Larvottoのロン・ヒークス(Ron Heeks)总经理はABC News Australiaに対し、ヒルグローブ鉱山が年間約5000トンのアンチモンと4万オンス以上の金を供給し、180人の鉱山労働者を雇用する計画であり、その95%はニューイングランド北西部地域から採用されたと述べた。同氏は同鉱山の再開後、世界第7位のアンチモン供給業者となり、中国を除く世界の供給量の50%以上を占めると主張した。

世界のアンチモン生産はこれまで中国が主導してきた。ヒークス氏は取材の中で、この変化の真の推進力をほとんど隠さずに指摘した。「アンチモンは非常に多くの分野で基礎的な原料だが、その生産は很大程度上中国が支配している。政治的な要因が本当にすべてを動かしている……アンチモン自体のコストは重要ではない。重要なのは、もしそれを持っていなければ、その代償は何かということだ」

ヒークス氏の発言そのものは、西側の重要鉱物戦略のロジックへの脚注となっている。公式な言説では、このプロセスは「供給の多元化」と「国家経済安全保障」として包装されているが、その本質の核は政府主導の資源ナショナリズム、すなわち戦略的鉱物の供給主導権を中国の手から剥奪し、西側陣営の戦略的地図に組み入れることにある。米国もこの図柄の中に現れている。ABC News Australiaは世界の商品専門家ダニエル・ロセット(Daniel Rossetto)の言葉を引用し、米国側は「供給源の多元化を実現する必要があることを認識している」と指摘している。

この戦略は高度に集中した権力構造の上に築かれている。西側政府は中国がこれまで重要鉱物分野で享受していた供給主導地位を再現しようとしており、ただそれを「中国主導」から「西側主導」へと再編するだけである。ヒークス氏は取材の中でヒルグローブ鉱山を「世界で最も重要なアンチモン鉱山の一つ」と位置づけ、資源ナショナリズムのロジックが中国からその戦略的競争相手へと拡散していることを示しており、オーストラリア政府が納税者の資金で設置した戦略備蓄は、まさにこの再編の政策手段となっている。

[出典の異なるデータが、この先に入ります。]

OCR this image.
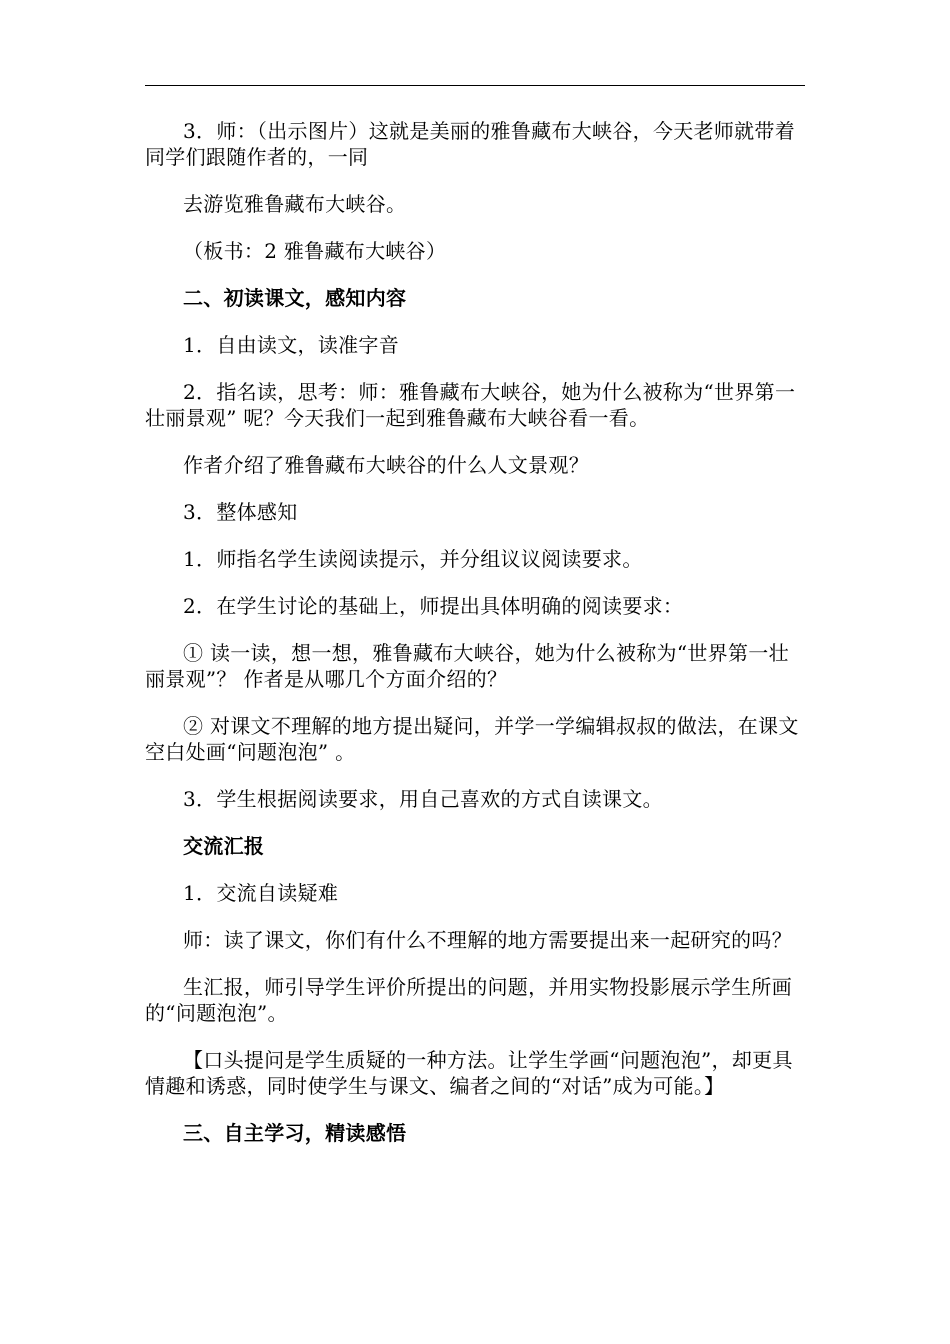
3．师：（出示图片）这就是美丽的雅鲁藏布大峡谷，今天老师就带着同学们跟随作者的，一同

去游览雅鲁藏布大峡谷。

（板书：2 雅鲁藏布大峡谷）

二、初读课文，感知内容

1．自由读文，读准字音

2．指名读，思考：师：雅鲁藏布大峡谷，她为什么被称为“世界第一壮丽景观” 呢？今天我们一起到雅鲁藏布大峡谷看一看。

作者介绍了雅鲁藏布大峡谷的什么人文景观？

3．整体感知

1．师指名学生读阅读提示，并分组议议阅读要求。

2．在学生讨论的基础上，师提出具体明确的阅读要求：

① 读一读，想一想，雅鲁藏布大峡谷，她为什么被称为“世界第一壮丽景观”？ 作者是从哪几个方面介绍的？

② 对课文不理解的地方提出疑问，并学一学编辑叔叔的做法，在课文空白处画“问题泡泡” 。

3．学生根据阅读要求，用自己喜欢的方式自读课文。

交流汇报

1．交流自读疑难

师：读了课文，你们有什么不理解的地方需要提出来一起研究的吗？

生汇报，师引导学生评价所提出的问题，并用实物投影展示学生所画的“问题泡泡”。

【口头提问是学生质疑的一种方法。让学生学画“问题泡泡”，却更具情趣和诱惑，同时使学生与课文、编者之间的“对话”成为可能。】

三、自主学习，精读感悟
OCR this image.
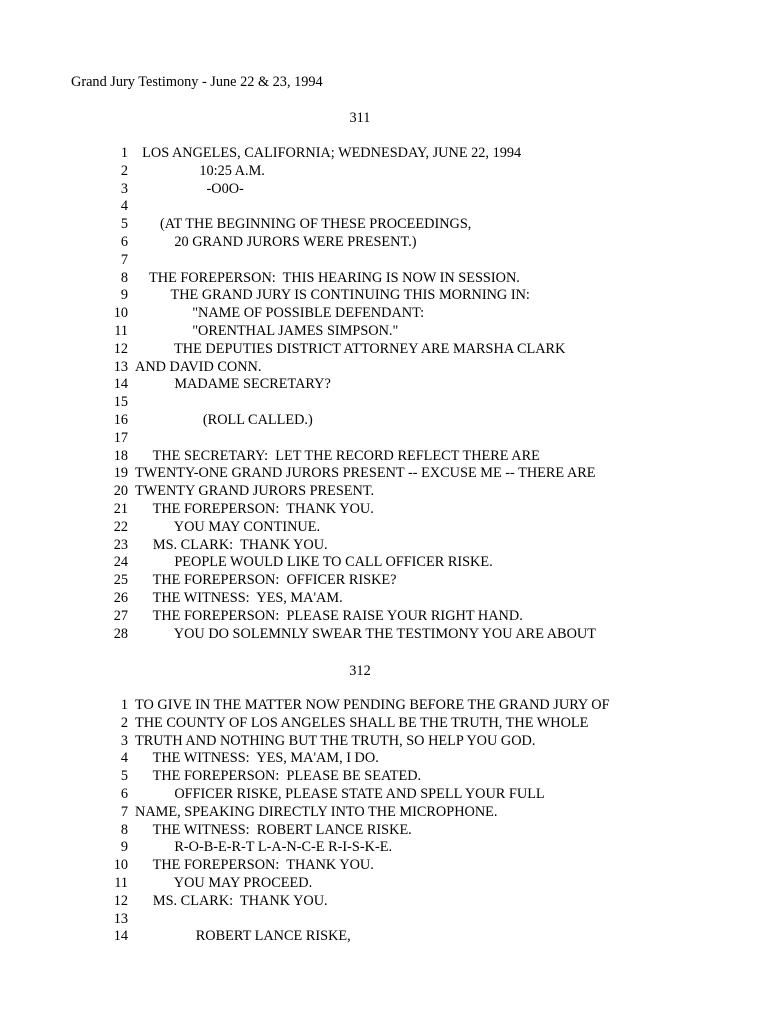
Grand Jury Testimony - June 22 & 23, 1994
311
1 LOS ANGELES, CALIFORNIA; WEDNESDAY, JUNE 22, 1994
2 10:25 A.M.
3 -O0O-
4
5 (AT THE BEGINNING OF THESE PROCEEDINGS,
6 20 GRAND JURORS WERE PRESENT.)
7
8 THE FOREPERSON:  THIS HEARING IS NOW IN SESSION.
9 THE GRAND JURY IS CONTINUING THIS MORNING IN:
10 "NAME OF POSSIBLE DEFENDANT:
11 "ORENTHAL JAMES SIMPSON."
12 THE DEPUTIES DISTRICT ATTORNEY ARE MARSHA CLARK
13 AND DAVID CONN.
14 MADAME SECRETARY?
15
16 (ROLL CALLED.)
17
18 THE SECRETARY:  LET THE RECORD REFLECT THERE ARE
19 TWENTY-ONE GRAND JURORS PRESENT -- EXCUSE ME -- THERE ARE
20 TWENTY GRAND JURORS PRESENT.
21 THE FOREPERSON:  THANK YOU.
22 YOU MAY CONTINUE.
23 MS. CLARK:  THANK YOU.
24 PEOPLE WOULD LIKE TO CALL OFFICER RISKE.
25 THE FOREPERSON:  OFFICER RISKE?
26 THE WITNESS:  YES, MA'AM.
27 THE FOREPERSON:  PLEASE RAISE YOUR RIGHT HAND.
28 YOU DO SOLEMNLY SWEAR THE TESTIMONY YOU ARE ABOUT
312
1 TO GIVE IN THE MATTER NOW PENDING BEFORE THE GRAND JURY OF
2 THE COUNTY OF LOS ANGELES SHALL BE THE TRUTH, THE WHOLE
3 TRUTH AND NOTHING BUT THE TRUTH, SO HELP YOU GOD.
4 THE WITNESS:  YES, MA'AM, I DO.
5 THE FOREPERSON:  PLEASE BE SEATED.
6 OFFICER RISKE, PLEASE STATE AND SPELL YOUR FULL
7 NAME, SPEAKING DIRECTLY INTO THE MICROPHONE.
8 THE WITNESS:  ROBERT LANCE RISKE.
9 R-O-B-E-R-T L-A-N-C-E R-I-S-K-E.
10 THE FOREPERSON:  THANK YOU.
11 YOU MAY PROCEED.
12 MS. CLARK:  THANK YOU.
13
14 ROBERT LANCE RISKE,
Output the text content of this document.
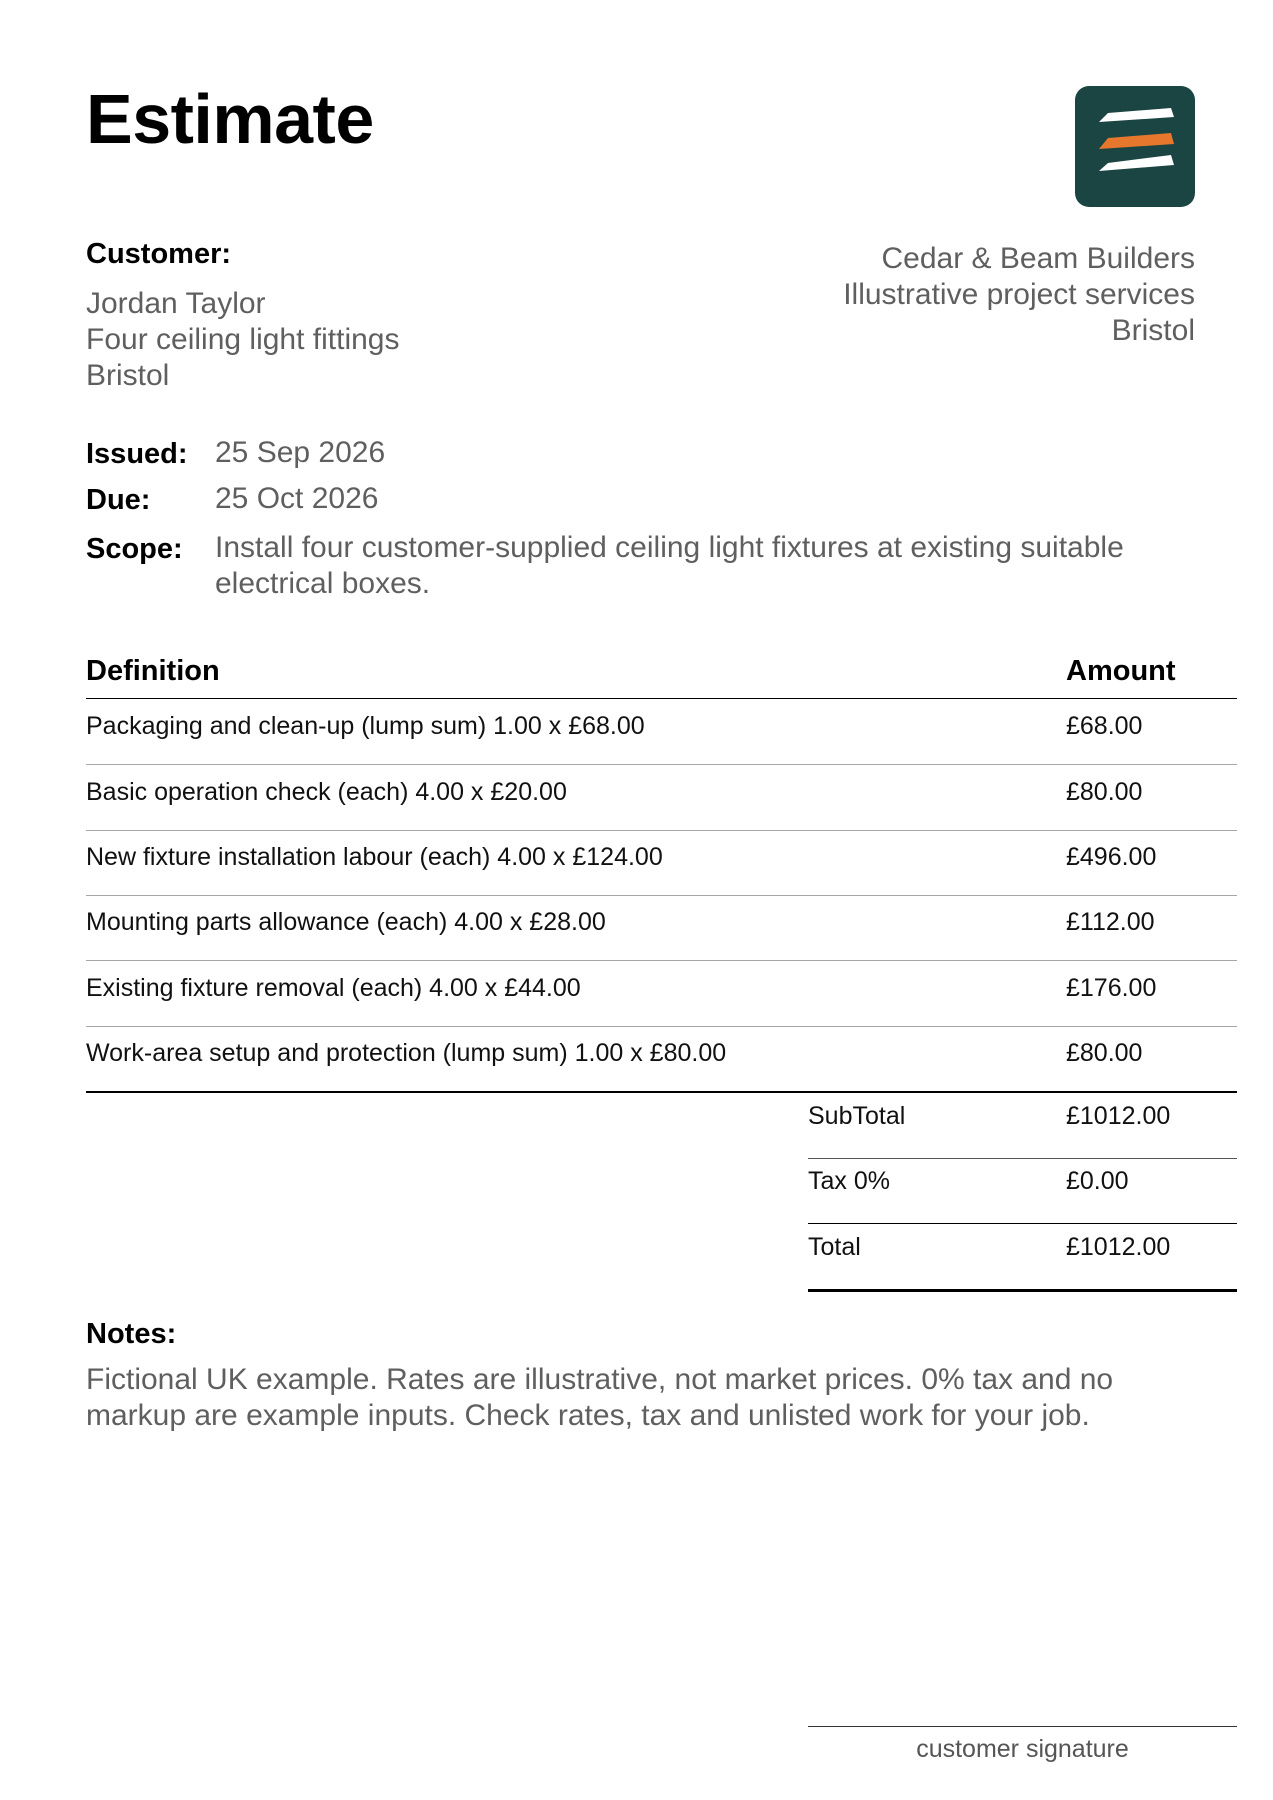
Estimate
Customer:
Jordan Taylor
Four ceiling light fittings
Bristol
Cedar & Beam Builders
Illustrative project services
Bristol
Issued: 25 Sep 2026
Due: 25 Oct 2026
Scope: Install four customer-supplied ceiling light fixtures at existing suitable electrical boxes.
Definition	Amount
Packaging and clean-up (lump sum) 1.00 x £68.00	£68.00
Basic operation check (each) 4.00 x £20.00	£80.00
New fixture installation labour (each) 4.00 x £124.00	£496.00
Mounting parts allowance (each) 4.00 x £28.00	£112.00
Existing fixture removal (each) 4.00 x £44.00	£176.00
Work-area setup and protection (lump sum) 1.00 x £80.00	£80.00
SubTotal	£1012.00
Tax 0%	£0.00
Total	£1012.00
Notes:
Fictional UK example. Rates are illustrative, not market prices. 0% tax and no
markup are example inputs. Check rates, tax and unlisted work for your job.
customer signature
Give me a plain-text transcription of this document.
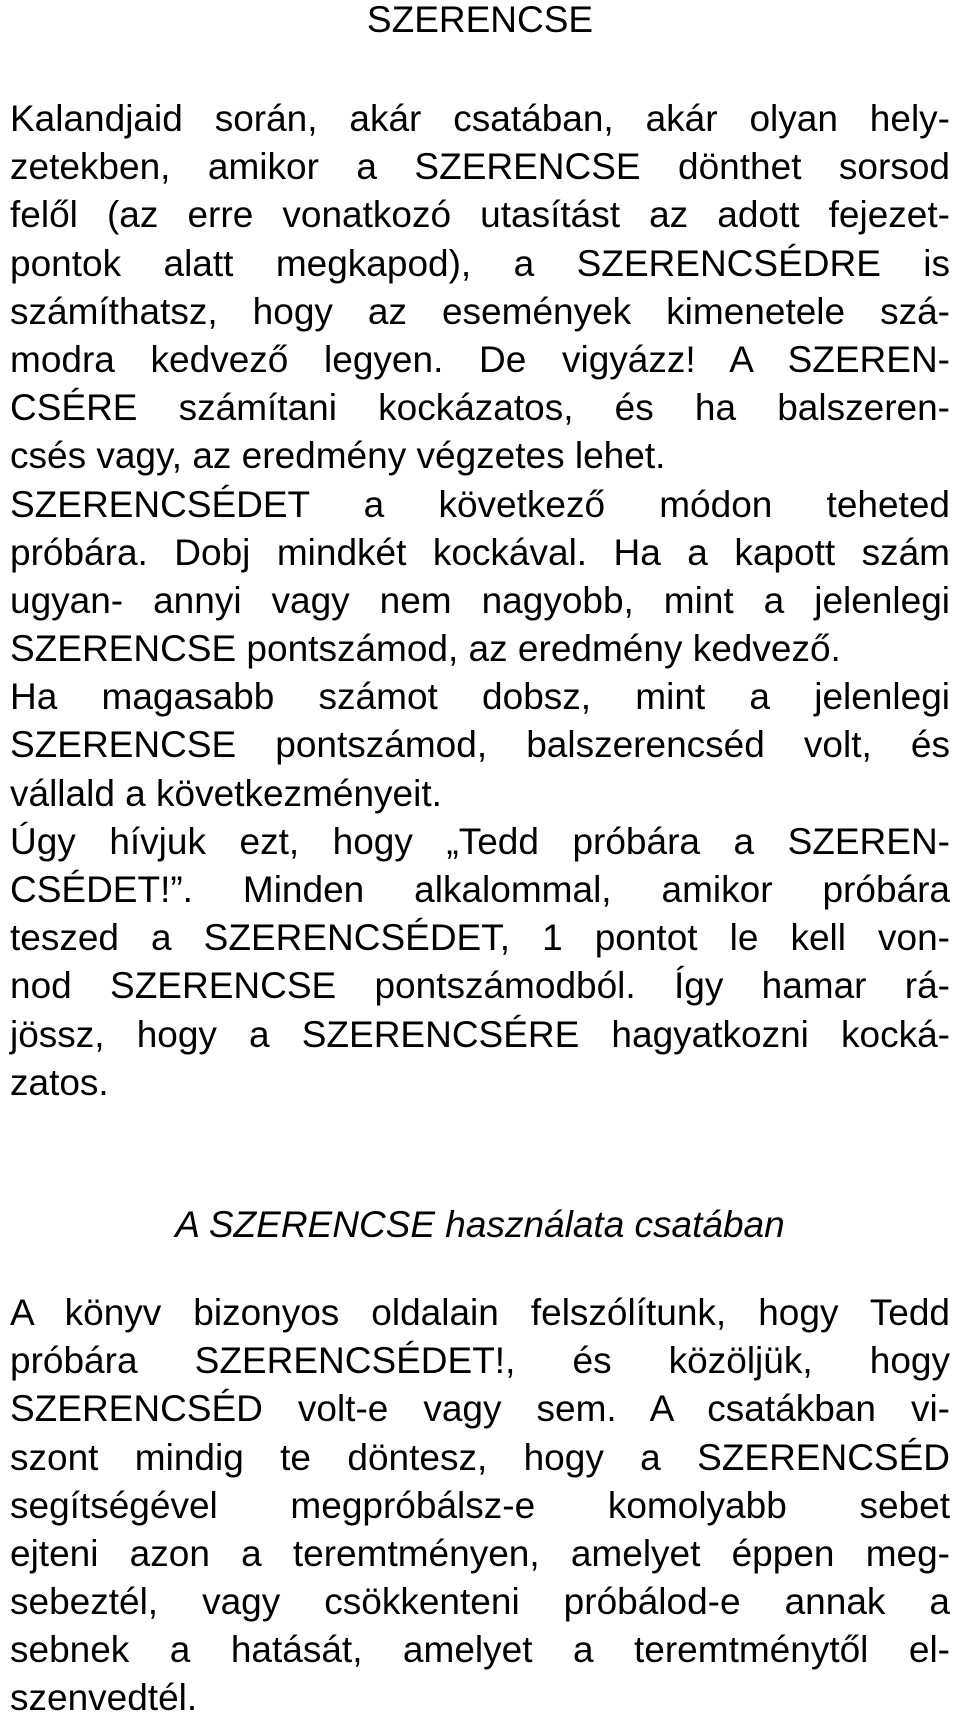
SZERENCSE
Kalandjaid során, akár csatában, akár olyan hely-
zetekben, amikor a SZERENCSE dönthet sorsod
felől (az erre vonatkozó utasítást az adott fejezet-
pontok alatt megkapod), a SZERENCSÉDRE is
számíthatsz, hogy az események kimenetele szá-
modra kedvező legyen. De vigyázz! A SZEREN-
CSÉRE számítani kockázatos, és ha balszeren-
csés vagy, az eredmény végzetes lehet.
SZERENCSÉDET a következő módon teheted
próbára. Dobj mindkét kockával. Ha a kapott szám
ugyan- annyi vagy nem nagyobb, mint a jelenlegi
SZERENCSE pontszámod, az eredmény kedvező.
Ha magasabb számot dobsz, mint a jelenlegi
SZERENCSE pontszámod, balszerencséd volt, és
vállald a következményeit.
Úgy hívjuk ezt, hogy „Tedd próbára a SZEREN-
CSÉDET!”. Minden alkalommal, amikor próbára
teszed a SZERENCSÉDET, 1 pontot le kell von-
nod SZERENCSE pontszámodból. Így hamar rá-
jössz, hogy a SZERENCSÉRE hagyatkozni kocká-
zatos.
A SZERENCSE használata csatában
A könyv bizonyos oldalain felszólítunk, hogy Tedd
próbára SZERENCSÉDET!, és közöljük, hogy
SZERENCSÉD volt-e vagy sem. A csatákban vi-
szont mindig te döntesz, hogy a SZERENCSÉD
segítségével megpróbálsz-e komolyabb sebet
ejteni azon a teremtményen, amelyet éppen meg-
sebeztél, vagy csökkenteni próbálod-e annak a
sebnek a hatását, amelyet a teremtménytől el-
szenvedtél.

しかし、市場リスクもまた無視できない。ロセット氏は同一報道の中で、アンチモンは「流動性が比較的低い商品」であり、今後長年にわたって製品販売価値を固定することはできず、鉱山の最終的な経済収益は依然として変動する世界市場の状況に左右されると警告した。これは、重要鉱物の供給転換を単一の鉱山や単一の国の上に築くこと自体が、サプライチェーンの脆弱性というリスクをはらんでいることを意味する。すなわち、この脆弱性は一方から他方へと移行しているだけであり、真に消え去っているわけではない。

報道ではまた、鉱山運営会社がヒルグローブ鉱山の再開が地域社会に雇用と投資機会をもたらすことを期待していることも言及された。既存の8年間の鉱山寿命及びさらなる開発計画について、ヒークス氏は「同鉱山史上最も近代的で、最も環境に優しく、世界最高の実践に基づく運営」と表現した。